Top Philosophies And Core Values In Business
Dan states that whether one is a vendor or a healthcare provider, compliance has to be one of the top concepts that drive the organization.
Understanding the laws and statutes surrounding the ethics of the business of healthcare, the need for confidentiality and privacy, and having a healthy organization that daily addresses each of these kinds of compliance mandates from both the federal government, and from state governments – these are important driving forces of an organization.
Another philosophy is the balance between insourcing and outsourcing the use of technology, building trusted vendor partnerships rather than looking at a vendor relationship in any situation as just a commodity.
‘I think that the healthcare systems that survive the best have good critical thinkers on their management teams.’
Advice For Newcomers Looking To Start A Career In RCM
Be ready for change and understand the balance between regulatory changes and how operations need to flex to be able to continue to meet those challenges.
As an example, in the last 10 years or so, changing from 4010 to 5010 standards for billing, changing from ICD-9 system to ICD-10-CM PCS, two major changes that had a big impact on the operations of healthcare billing in a big way.
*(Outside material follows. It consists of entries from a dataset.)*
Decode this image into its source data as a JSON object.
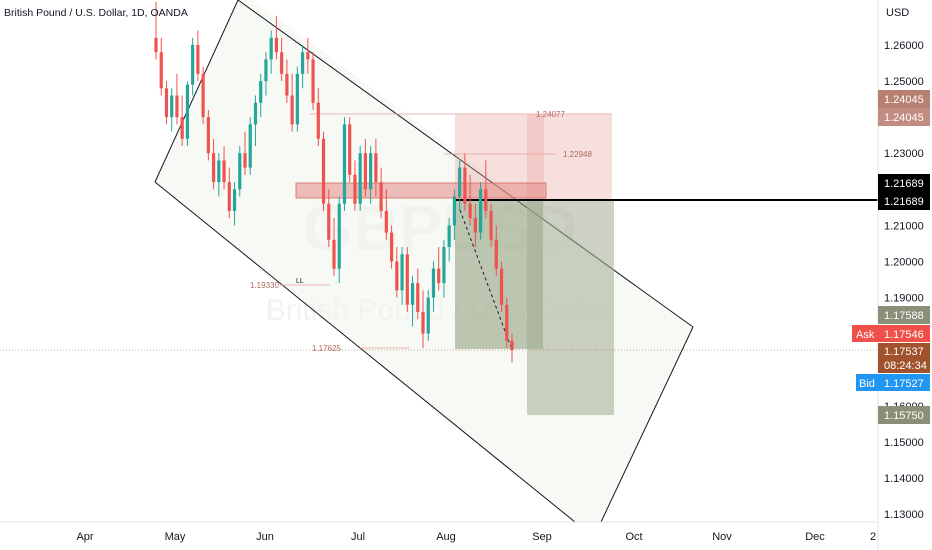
{
  "header": {
    "title": "British Pound / U.S. Dollar, 1D, OANDA",
    "currency": "USD"
  },
  "watermark": {
    "symbol": "GBPUSD",
    "name": "British Pound / U.S. Dollar"
  },
  "colors": {
    "up": "#26a69a",
    "down": "#ef5350",
    "channel": "#131722",
    "zone_fill": "#e8a29d",
    "target_fill": "#8a9a78",
    "ask": "#f0504a",
    "bid": "#2196f3",
    "current": "#a0522d"
  },
  "badges": {
    "target_top": "1.24045",
    "target_bottom": "1.24045",
    "level_top": "1.21689",
    "level_bottom": "1.21689",
    "stop": "1.17588",
    "ask_label": "Ask",
    "ask_value": "1.17546",
    "current_price": "1.17537",
    "countdown": "08:24:34",
    "bid_label": "Bid",
    "bid_value": "1.17527",
    "target_low": "1.15750"
  },
  "annotations": {
    "upper": "1.24077",
    "mid": "1.22948",
    "left_low": "1.19330",
    "low": "1.17625",
    "ll": "LL"
  },
  "chart_data": {
    "type": "candlestick",
    "ylim": [
      1.125,
      1.275
    ],
    "y_ticks": [
      "1.26000",
      "1.25000",
      "1.23000",
      "1.21000",
      "1.20000",
      "1.19000",
      "1.16000",
      "1.15000",
      "1.14000",
      "1.13000"
    ],
    "x_ticks": [
      "Apr",
      "May",
      "Jun",
      "Jul",
      "Aug",
      "Sep",
      "Oct",
      "Nov",
      "Dec",
      "2"
    ],
    "candles": [
      [
        1.262,
        1.272,
        1.256,
        1.258
      ],
      [
        1.258,
        1.262,
        1.246,
        1.248
      ],
      [
        1.248,
        1.25,
        1.238,
        1.24
      ],
      [
        1.24,
        1.248,
        1.236,
        1.246
      ],
      [
        1.246,
        1.252,
        1.238,
        1.24
      ],
      [
        1.24,
        1.246,
        1.232,
        1.234
      ],
      [
        1.234,
        1.25,
        1.232,
        1.249
      ],
      [
        1.249,
        1.262,
        1.246,
        1.26
      ],
      [
        1.26,
        1.264,
        1.25,
        1.252
      ],
      [
        1.252,
        1.254,
        1.238,
        1.24
      ],
      [
        1.24,
        1.242,
        1.228,
        1.23
      ],
      [
        1.23,
        1.234,
        1.22,
        1.222
      ],
      [
        1.222,
        1.23,
        1.218,
        1.228
      ],
      [
        1.228,
        1.232,
        1.22,
        1.222
      ],
      [
        1.222,
        1.226,
        1.212,
        1.214
      ],
      [
        1.214,
        1.222,
        1.21,
        1.22
      ],
      [
        1.22,
        1.232,
        1.218,
        1.23
      ],
      [
        1.23,
        1.236,
        1.224,
        1.226
      ],
      [
        1.226,
        1.24,
        1.224,
        1.238
      ],
      [
        1.238,
        1.246,
        1.232,
        1.244
      ],
      [
        1.244,
        1.252,
        1.24,
        1.25
      ],
      [
        1.25,
        1.258,
        1.246,
        1.256
      ],
      [
        1.256,
        1.264,
        1.252,
        1.262
      ],
      [
        1.262,
        1.268,
        1.256,
        1.258
      ],
      [
        1.258,
        1.262,
        1.25,
        1.252
      ],
      [
        1.252,
        1.256,
        1.244,
        1.246
      ],
      [
        1.246,
        1.252,
        1.236,
        1.238
      ],
      [
        1.238,
        1.254,
        1.236,
        1.252
      ],
      [
        1.252,
        1.26,
        1.248,
        1.258
      ],
      [
        1.258,
        1.262,
        1.252,
        1.256
      ],
      [
        1.256,
        1.258,
        1.242,
        1.244
      ],
      [
        1.244,
        1.248,
        1.232,
        1.234
      ],
      [
        1.234,
        1.236,
        1.214,
        1.216
      ],
      [
        1.216,
        1.22,
        1.204,
        1.206
      ],
      [
        1.206,
        1.212,
        1.196,
        1.198
      ],
      [
        1.198,
        1.218,
        1.194,
        1.216
      ],
      [
        1.216,
        1.24,
        1.214,
        1.238
      ],
      [
        1.238,
        1.24,
        1.222,
        1.224
      ],
      [
        1.224,
        1.228,
        1.214,
        1.216
      ],
      [
        1.216,
        1.232,
        1.214,
        1.23
      ],
      [
        1.23,
        1.234,
        1.218,
        1.22
      ],
      [
        1.22,
        1.232,
        1.216,
        1.23
      ],
      [
        1.23,
        1.234,
        1.218,
        1.222
      ],
      [
        1.222,
        1.226,
        1.212,
        1.214
      ],
      [
        1.214,
        1.22,
        1.206,
        1.208
      ],
      [
        1.208,
        1.21,
        1.198,
        1.2
      ],
      [
        1.2,
        1.204,
        1.19,
        1.192
      ],
      [
        1.192,
        1.204,
        1.188,
        1.202
      ],
      [
        1.202,
        1.204,
        1.186,
        1.188
      ],
      [
        1.188,
        1.196,
        1.182,
        1.194
      ],
      [
        1.194,
        1.198,
        1.184,
        1.186
      ],
      [
        1.186,
        1.192,
        1.176,
        1.18
      ],
      [
        1.18,
        1.192,
        1.178,
        1.19
      ],
      [
        1.19,
        1.2,
        1.186,
        1.198
      ],
      [
        1.198,
        1.204,
        1.192,
        1.194
      ],
      [
        1.194,
        1.206,
        1.19,
        1.204
      ],
      [
        1.204,
        1.212,
        1.2,
        1.21
      ],
      [
        1.21,
        1.22,
        1.206,
        1.218
      ],
      [
        1.218,
        1.228,
        1.214,
        1.226
      ],
      [
        1.226,
        1.23,
        1.214,
        1.216
      ],
      [
        1.216,
        1.224,
        1.21,
        1.212
      ],
      [
        1.212,
        1.216,
        1.204,
        1.208
      ],
      [
        1.208,
        1.222,
        1.206,
        1.22
      ],
      [
        1.22,
        1.228,
        1.212,
        1.214
      ],
      [
        1.214,
        1.216,
        1.204,
        1.206
      ],
      [
        1.206,
        1.21,
        1.196,
        1.198
      ],
      [
        1.198,
        1.2,
        1.186,
        1.188
      ],
      [
        1.188,
        1.19,
        1.176,
        1.178
      ],
      [
        1.178,
        1.18,
        1.172,
        1.1754
      ]
    ]
  }
}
Even with planning, some people weren’t able to generate a claim for months and months, because they were not ready for the changes.
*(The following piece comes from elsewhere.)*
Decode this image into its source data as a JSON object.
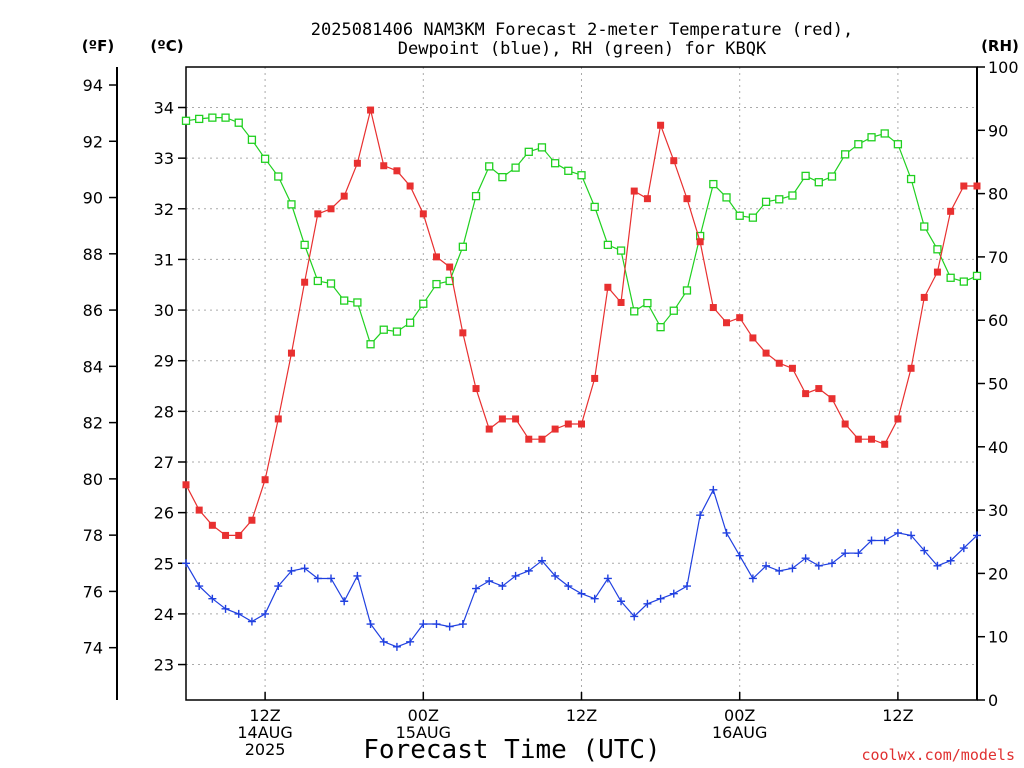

Key Benefits Of Services At Allina Health
Among the several key benefits is identifying the right next new vendor to come on board. Not only does the team sweat the details on the relationships with prospective vendors but also maintains those relationships moving forward, so that there is no loss of focus on the aims of the relationship, the path forward or the use of the technology.
When it comes to vendor relationships, stability and talent form the top criteria for Dan. Other characteristics are system competence, compliance competence, process and education competence, and delivery of the goods, all of which are important.
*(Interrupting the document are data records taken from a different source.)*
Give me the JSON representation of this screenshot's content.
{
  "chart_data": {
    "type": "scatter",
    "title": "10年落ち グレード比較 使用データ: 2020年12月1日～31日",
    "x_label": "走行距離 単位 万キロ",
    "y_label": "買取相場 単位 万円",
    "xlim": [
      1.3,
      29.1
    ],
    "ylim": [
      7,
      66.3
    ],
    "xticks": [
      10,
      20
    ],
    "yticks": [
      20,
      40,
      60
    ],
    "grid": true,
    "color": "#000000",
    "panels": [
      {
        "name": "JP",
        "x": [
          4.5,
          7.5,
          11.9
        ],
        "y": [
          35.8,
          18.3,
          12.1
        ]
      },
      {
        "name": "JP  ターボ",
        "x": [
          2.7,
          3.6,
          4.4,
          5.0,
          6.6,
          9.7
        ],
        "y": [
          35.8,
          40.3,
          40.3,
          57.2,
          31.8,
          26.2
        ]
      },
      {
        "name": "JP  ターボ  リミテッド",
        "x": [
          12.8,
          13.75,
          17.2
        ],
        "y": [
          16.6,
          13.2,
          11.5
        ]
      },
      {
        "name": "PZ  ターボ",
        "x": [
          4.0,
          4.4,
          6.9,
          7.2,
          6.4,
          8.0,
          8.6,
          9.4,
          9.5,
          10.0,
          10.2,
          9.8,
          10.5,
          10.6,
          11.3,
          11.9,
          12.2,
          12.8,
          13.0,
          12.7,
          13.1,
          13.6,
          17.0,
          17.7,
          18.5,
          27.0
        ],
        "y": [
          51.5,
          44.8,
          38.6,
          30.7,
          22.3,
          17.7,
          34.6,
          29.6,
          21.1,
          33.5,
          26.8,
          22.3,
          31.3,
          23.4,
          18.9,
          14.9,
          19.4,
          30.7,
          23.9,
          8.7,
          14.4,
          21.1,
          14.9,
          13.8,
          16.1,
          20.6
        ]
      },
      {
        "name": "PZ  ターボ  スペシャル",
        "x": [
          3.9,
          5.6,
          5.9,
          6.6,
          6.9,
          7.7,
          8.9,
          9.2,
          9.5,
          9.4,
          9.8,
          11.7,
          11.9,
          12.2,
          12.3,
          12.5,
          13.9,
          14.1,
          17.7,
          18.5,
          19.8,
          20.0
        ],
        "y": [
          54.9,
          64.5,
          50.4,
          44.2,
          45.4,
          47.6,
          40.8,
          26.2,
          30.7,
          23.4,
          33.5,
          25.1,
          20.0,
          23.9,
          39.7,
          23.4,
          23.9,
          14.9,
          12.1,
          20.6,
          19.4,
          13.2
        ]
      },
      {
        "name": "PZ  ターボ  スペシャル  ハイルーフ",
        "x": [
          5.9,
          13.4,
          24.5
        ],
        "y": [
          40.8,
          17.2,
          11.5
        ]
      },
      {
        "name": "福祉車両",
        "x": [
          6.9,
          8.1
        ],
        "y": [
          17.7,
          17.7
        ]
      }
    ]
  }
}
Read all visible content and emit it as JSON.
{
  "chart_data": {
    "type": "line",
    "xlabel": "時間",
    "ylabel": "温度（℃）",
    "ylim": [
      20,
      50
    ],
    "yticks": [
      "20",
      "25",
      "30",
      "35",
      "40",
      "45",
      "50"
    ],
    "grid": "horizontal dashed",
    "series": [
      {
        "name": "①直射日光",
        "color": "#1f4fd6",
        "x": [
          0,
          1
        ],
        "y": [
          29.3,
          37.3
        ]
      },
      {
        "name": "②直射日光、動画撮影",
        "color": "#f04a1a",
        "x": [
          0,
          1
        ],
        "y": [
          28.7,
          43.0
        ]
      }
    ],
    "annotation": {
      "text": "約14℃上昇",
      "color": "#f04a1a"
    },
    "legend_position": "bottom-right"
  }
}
Vision For Future Of The Industry
Dan believes something has got to give because of the mounting pressure to control the constantly rising cost of healthcare in America. He states that the interesting partnerships are coming out of payer and provider relationships, like direct contracting with payers to figure out how to equitably deliver healthcare to a payer’s subscribers in the best possible manner.
He feels the payer-provider collaboration activity will continue to grow along with looking at ways to use artificial intelligence and machine learning to identify what work needs to be done and what accounts don’t need to be worked because they don’t meet that criteria.
For companies and professionals looking to remain successful in this domain, Dan believes critical thinking, communication, collaboration are important. The successful path is to figure out what is wrong and that is the critical thinking part; then how to go about fixing it which is the collaboration part.
‘If you are going to get into the healthcare system, recognize that it is a society that wants clear answers quickly and it takes a lot of work to get there.’
Leadership Lessons Learned Throughout Life
‘I think honesty and personal dignity of yourself and the other persons are important as you work through relationships.’
Kindness is at the bottom and top of leadership and for Dan, the most important piece to have. He states that when crises happen and somebody is struggling, it is important to maintain their sense of dignity, their sense of self-worth because without that the problem continues and the person is defeated.
Another factor is regular education on the issues. For someone in the revenue cycle, understanding healthcare financial management issues, joining an organization that has a great teaching characteristic to it, and reading the right source material to understand what is happening are important.